The spatial, so-called: “fixed-pattern” noise of matrix image sensors is reduced via on-line normalization of each pixel's photo-transmission to its own average reset noise. Said normalization is performed per each frame anew.

Description

1. BACKGROUND OF THE INVENTION AND PRIOR ART

The noise generated by array imagers imposes the main limit on the image quality they can produce. There are two kinds of imager noise: temporal noise and spatial noise. The temporal noise is an inherent property of each and every single pixel of the array. The spatial noise, sometimes referred to as fixed-pattern noise (FPN) reflects the pixel-to-pixel transmission non-uniformities to noise and photo-signal, both present at the light detecting element which is the pixel's front element. Therefore, the spatial noise is only present at the output of array imagers, whereas the temporal noise is a single-pixel property.
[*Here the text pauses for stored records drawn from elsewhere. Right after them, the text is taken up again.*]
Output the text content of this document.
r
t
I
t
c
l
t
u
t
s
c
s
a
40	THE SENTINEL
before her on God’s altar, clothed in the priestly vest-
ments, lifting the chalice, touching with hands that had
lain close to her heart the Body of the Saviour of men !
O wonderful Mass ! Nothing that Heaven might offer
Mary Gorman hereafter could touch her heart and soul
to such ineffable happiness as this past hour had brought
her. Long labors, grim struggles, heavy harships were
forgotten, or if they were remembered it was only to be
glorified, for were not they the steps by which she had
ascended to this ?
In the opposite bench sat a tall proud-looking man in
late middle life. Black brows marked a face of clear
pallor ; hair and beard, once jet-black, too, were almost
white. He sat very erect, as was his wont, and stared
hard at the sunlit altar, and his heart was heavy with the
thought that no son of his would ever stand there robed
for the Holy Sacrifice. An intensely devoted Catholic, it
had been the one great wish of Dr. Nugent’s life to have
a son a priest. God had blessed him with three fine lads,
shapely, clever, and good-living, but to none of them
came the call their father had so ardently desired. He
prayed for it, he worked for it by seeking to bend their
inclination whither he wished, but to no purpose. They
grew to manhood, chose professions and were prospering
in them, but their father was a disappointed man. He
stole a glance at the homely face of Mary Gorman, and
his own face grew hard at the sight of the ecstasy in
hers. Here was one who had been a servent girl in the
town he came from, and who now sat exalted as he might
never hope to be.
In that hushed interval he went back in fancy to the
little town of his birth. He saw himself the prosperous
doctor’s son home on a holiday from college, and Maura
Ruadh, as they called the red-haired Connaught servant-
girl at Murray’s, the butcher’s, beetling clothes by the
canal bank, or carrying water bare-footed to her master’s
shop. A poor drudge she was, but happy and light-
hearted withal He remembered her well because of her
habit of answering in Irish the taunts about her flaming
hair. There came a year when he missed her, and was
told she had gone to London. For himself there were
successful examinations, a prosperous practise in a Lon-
In modern CMOS imagers, it has been commonly experienced that the FPN is several orders of magnitude larger than the temporal noise. The purpose of the present invention is therefore to reduce the FPN so as to bring it down to the level of the single pixel noise, thereby typically achieving 6 to 10 bits of additional dynamic range (factor 64 to factor 1,000) relative to today's CMOS imagers.

It has been identified by the imaging industry that the main contributor to FPN is manifested by non-uniformities in the reset noise of the pixels. Accordingly, the double-correlated-sampling (DCS), sometimes referred to as the four-transistor (4T) configuration, has been invented and widely applied to CMOS imagers. The essence of DCS is measuring each pixel's reset noise right before the light integration begins and subtracting said reset noise sample from its own pixel's output at the end of the light integration period, i.e., at each pixel's readout time. This technique has been shown to yield a very significant reduction of FPN in the very dark areas of the image.
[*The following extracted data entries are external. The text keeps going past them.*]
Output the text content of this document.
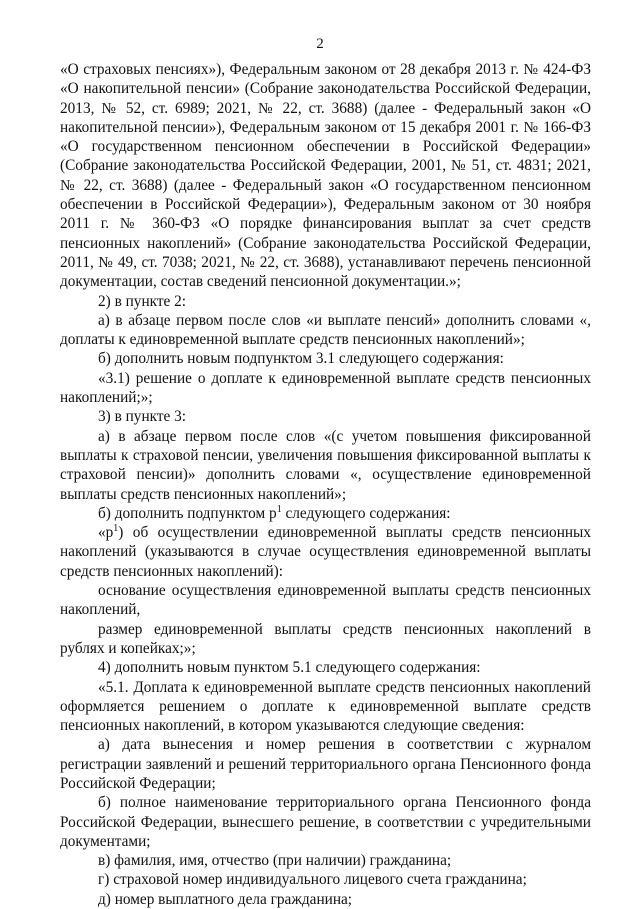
2

«О страховых пенсиях»), Федеральным законом от 28 декабря 2013 г. № 424-ФЗ «О накопительной пенсии» (Собрание законодательства Российской Федерации, 2013, № 52, ст. 6989; 2021, № 22, ст. 3688) (далее - Федеральный закон «О накопительной пенсии»), Федеральным законом от 15 декабря 2001 г. № 166-ФЗ «О государственном пенсионном обеспечении в Российской Федерации» (Собрание законодательства Российской Федерации, 2001, № 51, ст. 4831; 2021, № 22, ст. 3688) (далее - Федеральный закон «О государственном пенсионном обеспечении в Российской Федерации»), Федеральным законом от 30 ноября 2011 г. № 360-ФЗ «О порядке финансирования выплат за счет средств пенсионных накоплений» (Собрание законодательства Российской Федерации, 2011, № 49, ст. 7038; 2021, № 22, ст. 3688), устанавливают перечень пенсионной документации, состав сведений пенсионной документации.»;

2) в пункте 2:

а) в абзаце первом после слов «и выплате пенсий» дополнить словами «, доплаты к единовременной выплате средств пенсионных накоплений»;

б) дополнить новым подпунктом 3.1 следующего содержания:

«3.1) решение о доплате к единовременной выплате средств пенсионных накоплений;»;

3) в пункте 3:

а) в абзаце первом после слов «(с учетом повышения фиксированной выплаты к страховой пенсии, увеличения повышения фиксированной выплаты к страховой пенсии)» дополнить словами «, осуществление единовременной выплаты средств пенсионных накоплений»;

б) дополнить подпунктом $р^1$ следующего содержания:

«$р^1$) об осуществлении единовременной выплаты средств пенсионных накоплений (указываются в случае осуществления единовременной выплаты средств пенсионных накоплений):

основание осуществления единовременной выплаты средств пенсионных накоплений,

размер единовременной выплаты средств пенсионных накоплений в рублях и копейках;»;

4) дополнить новым пунктом 5.1 следующего содержания:

«5.1. Доплата к единовременной выплате средств пенсионных накоплений оформляется решением о доплате к единовременной выплате средств пенсионных накоплений, в котором указываются следующие сведения:

а) дата вынесения и номер решения в соответствии с журналом регистрации заявлений и решений территориального органа Пенсионного фонда Российской Федерации;

б) полное наименование территориального органа Пенсионного фонда Российской Федерации, вынесшего решение, в соответствии с учредительными документами;

в) фамилия, имя, отчество (при наличии) гражданина;

г) страховой номер индивидуального лицевого счета гражданина;

д) номер выплатного дела гражданина;
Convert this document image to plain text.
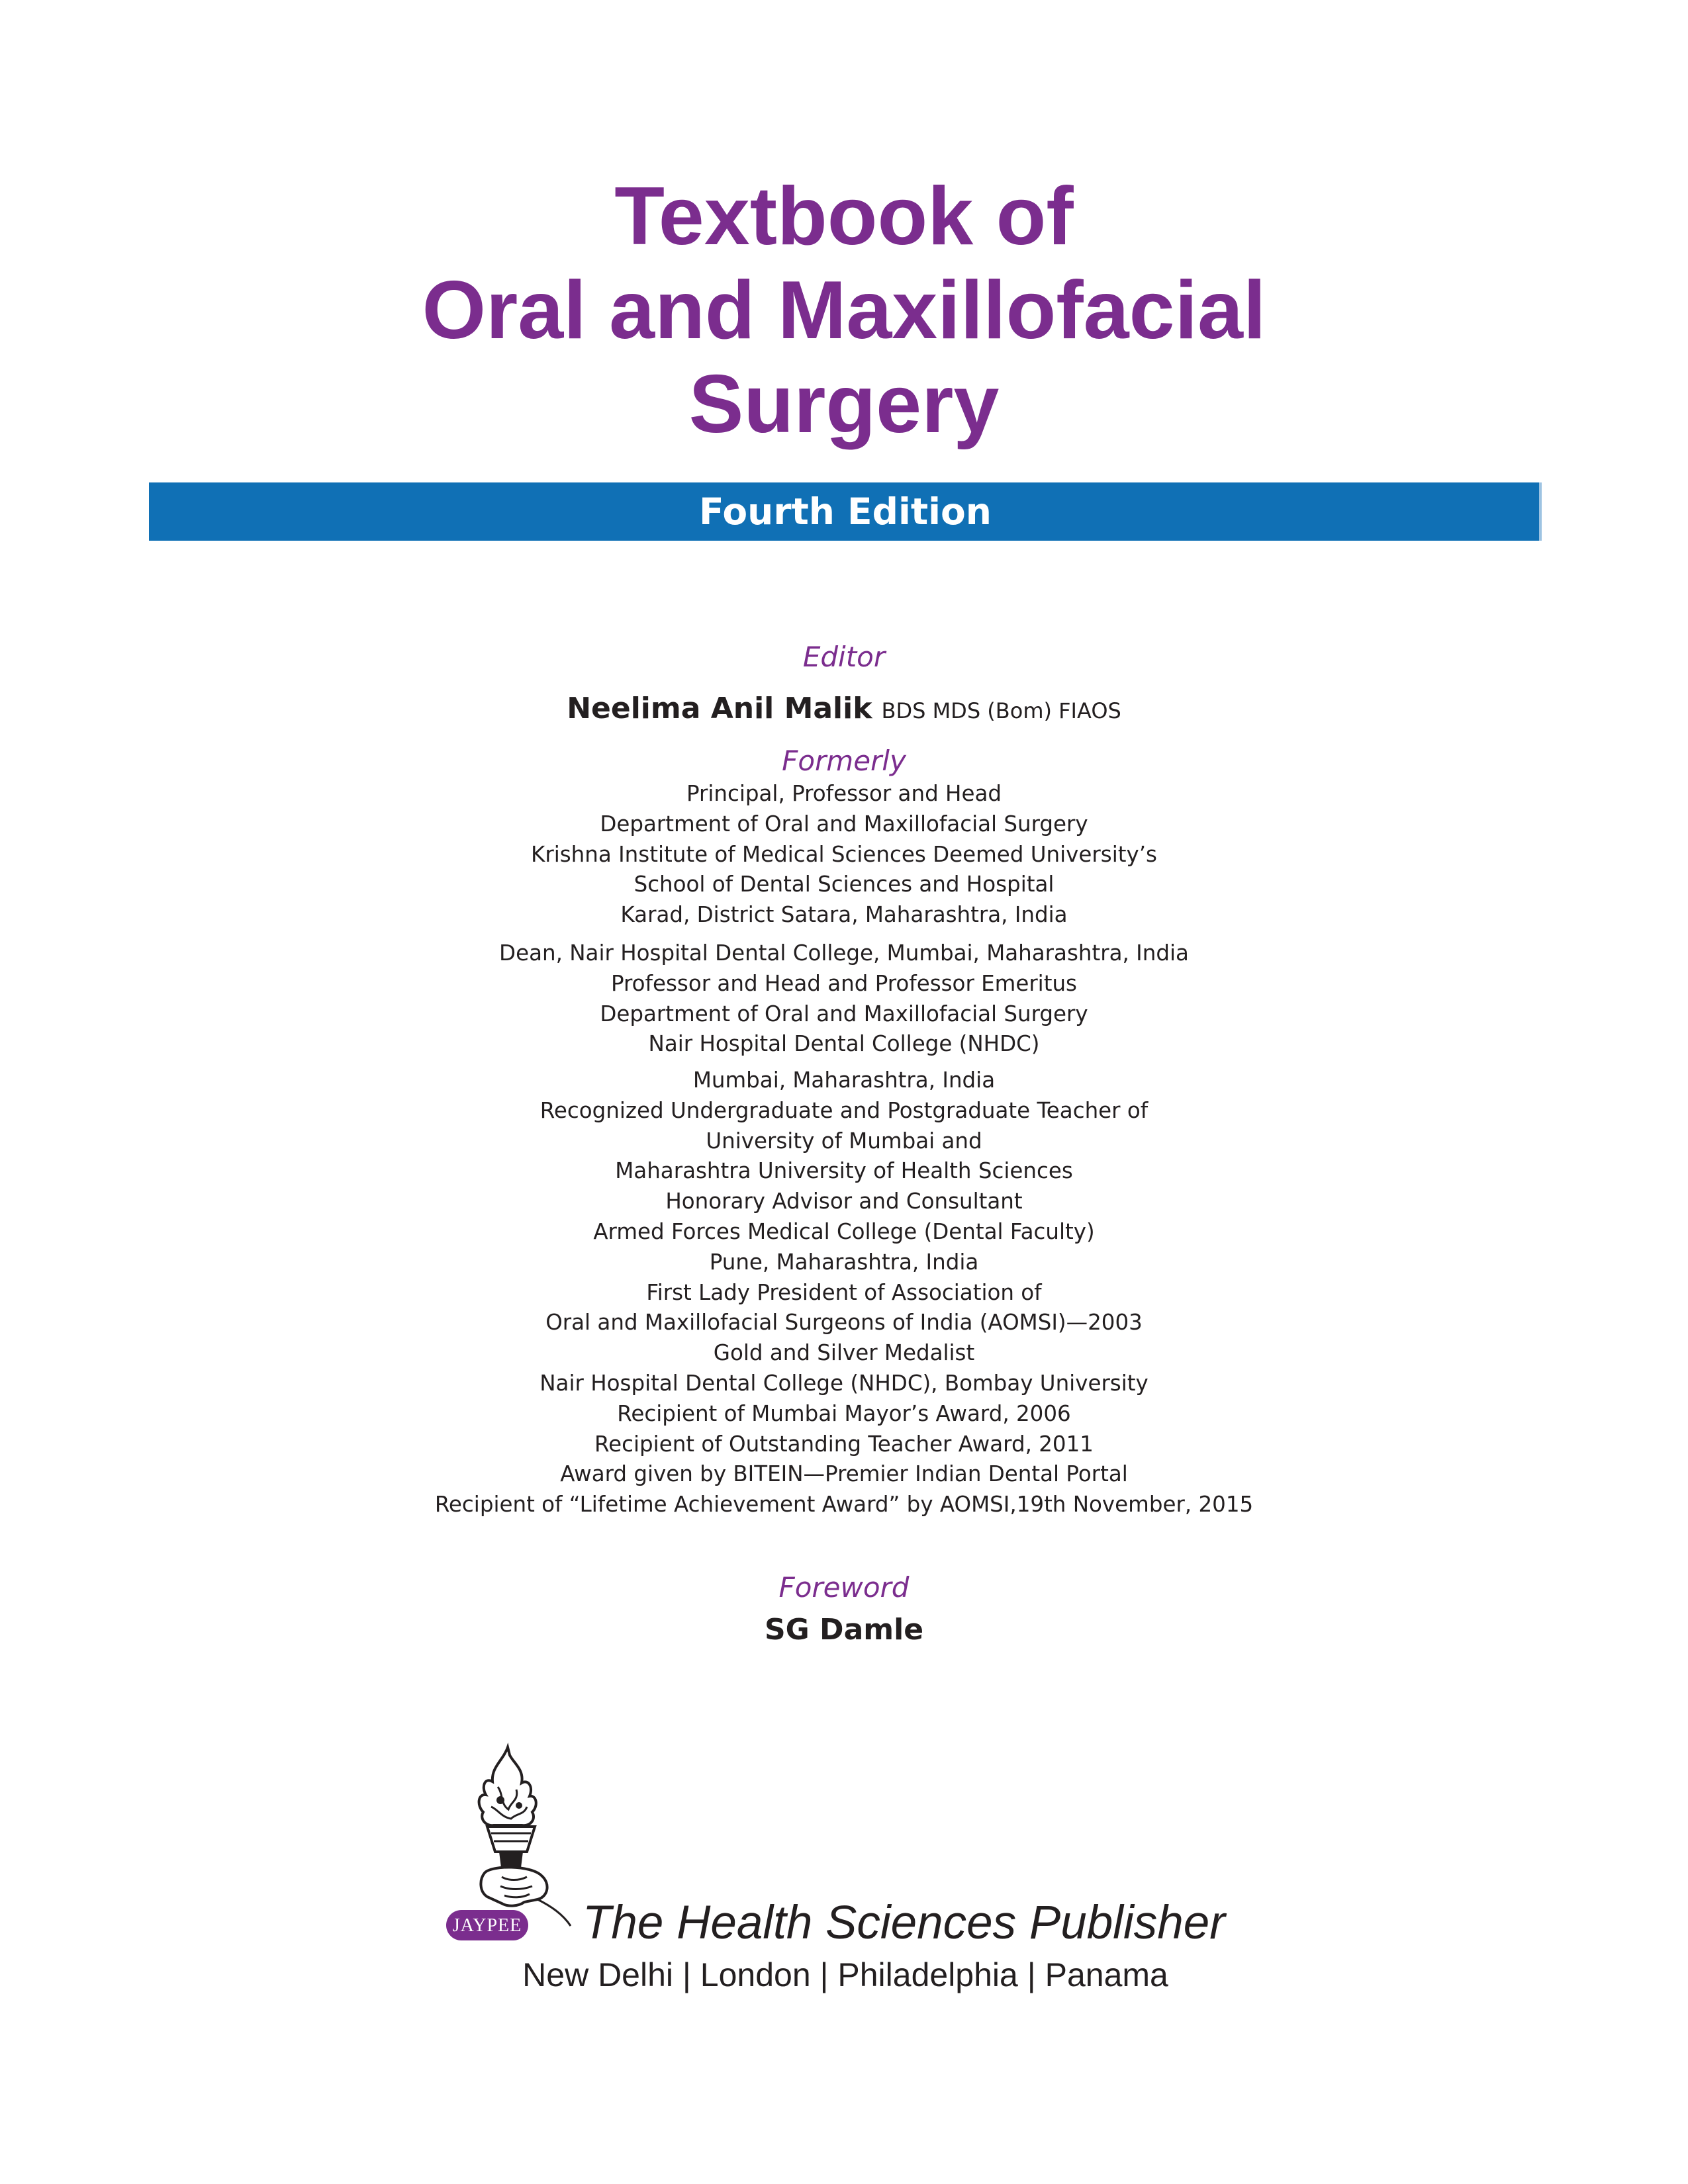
Textbook of
Oral and Maxillofacial
Surgery
Fourth Edition
Editor
Neelima Anil Malik BDS MDS (Bom) FIAOS
Formerly
Principal, Professor and Head
Department of Oral and Maxillofacial Surgery
Krishna Institute of Medical Sciences Deemed University’s
School of Dental Sciences and Hospital
Karad, District Satara, Maharashtra, India
Dean, Nair Hospital Dental College, Mumbai, Maharashtra, India
Professor and Head and Professor Emeritus
Department of Oral and Maxillofacial Surgery
Nair Hospital Dental College (NHDC)
Mumbai, Maharashtra, India
Recognized Undergraduate and Postgraduate Teacher of
University of Mumbai and
Maharashtra University of Health Sciences
Honorary Advisor and Consultant
Armed Forces Medical College (Dental Faculty)
Pune, Maharashtra, India
First Lady President of Association of
Oral and Maxillofacial Surgeons of India (AOMSI)—2003
Gold and Silver Medalist
Nair Hospital Dental College (NHDC), Bombay University
Recipient of Mumbai Mayor’s Award, 2006
Recipient of Outstanding Teacher Award, 2011
Award given by BITEIN—Premier Indian Dental Portal
Recipient of “Lifetime Achievement Award” by AOMSI,19th November, 2015
Foreword
SG Damle
JAYPEE The Health Sciences Publisher
New Delhi | London | Philadelphia | Panama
However, DCS does not significantly reduce FPN for the medium and high luminance areas of the picture; thereby its effect on the imager's dynamic range is limited.

To reduce light-dependent FPN (sometimes referred to as PRNU), the 2-point correction method is traditionally applied to high-end imagers. The 2-point correction is based on in-production measurements of each pixel's response to at least one light-level, say ⅔ of the full scale. These measured values are provided to the customer together with the imager chip so that based on each pixel's response to full darkness and said measurements, the user can normalize every pixel's response and have a larger uniformity across the array. The disadvantages of the 2-point correction are significant increase of cost of production and use of the imager, and imperfections in the correction due to variations of pixels transmissions in time and with temperature.
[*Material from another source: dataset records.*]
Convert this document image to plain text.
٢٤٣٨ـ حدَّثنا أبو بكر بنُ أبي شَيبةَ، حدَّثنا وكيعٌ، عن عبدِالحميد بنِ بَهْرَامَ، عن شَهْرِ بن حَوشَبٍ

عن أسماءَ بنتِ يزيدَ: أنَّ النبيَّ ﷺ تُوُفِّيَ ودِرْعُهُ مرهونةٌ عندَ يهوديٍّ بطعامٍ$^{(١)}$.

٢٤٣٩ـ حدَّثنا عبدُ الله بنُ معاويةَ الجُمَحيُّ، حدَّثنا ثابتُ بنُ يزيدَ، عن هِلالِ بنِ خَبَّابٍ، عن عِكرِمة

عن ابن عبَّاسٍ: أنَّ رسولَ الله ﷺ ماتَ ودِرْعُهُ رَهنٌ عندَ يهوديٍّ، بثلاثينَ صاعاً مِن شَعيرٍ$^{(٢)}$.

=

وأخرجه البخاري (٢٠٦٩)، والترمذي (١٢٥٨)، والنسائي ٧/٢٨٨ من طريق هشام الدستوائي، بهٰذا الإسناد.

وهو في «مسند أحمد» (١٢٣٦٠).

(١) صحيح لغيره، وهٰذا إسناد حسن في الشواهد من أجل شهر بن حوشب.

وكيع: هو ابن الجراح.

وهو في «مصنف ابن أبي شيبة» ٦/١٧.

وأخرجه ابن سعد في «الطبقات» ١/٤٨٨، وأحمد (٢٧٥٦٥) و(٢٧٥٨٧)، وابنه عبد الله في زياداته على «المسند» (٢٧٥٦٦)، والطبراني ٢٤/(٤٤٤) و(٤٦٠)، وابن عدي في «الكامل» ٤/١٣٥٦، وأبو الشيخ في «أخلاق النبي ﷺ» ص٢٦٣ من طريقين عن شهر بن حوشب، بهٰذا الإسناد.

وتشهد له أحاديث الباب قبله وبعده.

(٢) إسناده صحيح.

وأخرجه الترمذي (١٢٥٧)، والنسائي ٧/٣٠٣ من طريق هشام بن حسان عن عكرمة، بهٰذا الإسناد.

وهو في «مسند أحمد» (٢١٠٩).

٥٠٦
2. THE PRESENT INVENTION—SPATIAL NOISE REDUCTION VIA ON-LINE NORMALIZATION

The present invention is based on the fact that in modern CMOS imagers, if the reset period is long enough (longer than 1.0 msec), and if the pixel's channel noise-figure is close enough to unity, then the average reset noise at the pixel's channel output at the end of the reset period is proportional to the pixel response to both white noise and photon-flux, which are present at the pixel's front-end photodiode. Hence, if one divides each pixel's response to light by its long-period average reset noise, this should normalize each pixel response to an identical, pixel invariant response, thereby eliminating both FPN and PRNU.

In order to mechanize the present invention, three novel operations must take place:

• 1. The pixel's reset period should be increased from the traditional order of 10⁻⁶ (microseconds) to 10⁻³ (milliseconds).
• 2. Each pixel's output should be readout, sampled and stored twice in every frame period. The first pixel readout is its average reset noise, which should take place at the end of the pixel's reset period, and the second pixel readout should take place at the end of the pixel's light-integration period.
• 3. With the two operations above, there are now two equi-size images stored, preferably in a digital memory. The first picture consists of the average reset noises of the pixels, and it is actually proportional to the fixed-pattern noise that belongs to the very picture of the particular frame being taken. The second picture is the actual photographed frame. The third operation of the present invention is, for each and every frame, to divide the photographed frame by its associated noise frame, said division is done anew per each frame, and made in a pixel to pixel correspondence, i.e., each picture pixel value is divided by the value of the corresponding noise pixel.

Claims

1. Reduction of spatial noise of CMOS imagers via a division of the value of every pixel of the photographed scenario by the value of the corresponding pixel of the reset noise image.

2. claim 1, where said reset noise image is obtained by sampling of each pixel's output at the end of the reset period and before the light integration begins.

3. claim 2, where the reset period is increased from the traditional value of order 10−6 (microseconds) to order 10−3 (milliseconds).

4. claims 1, 2, 3, where said operations are performed anew per every frame of a video sequence.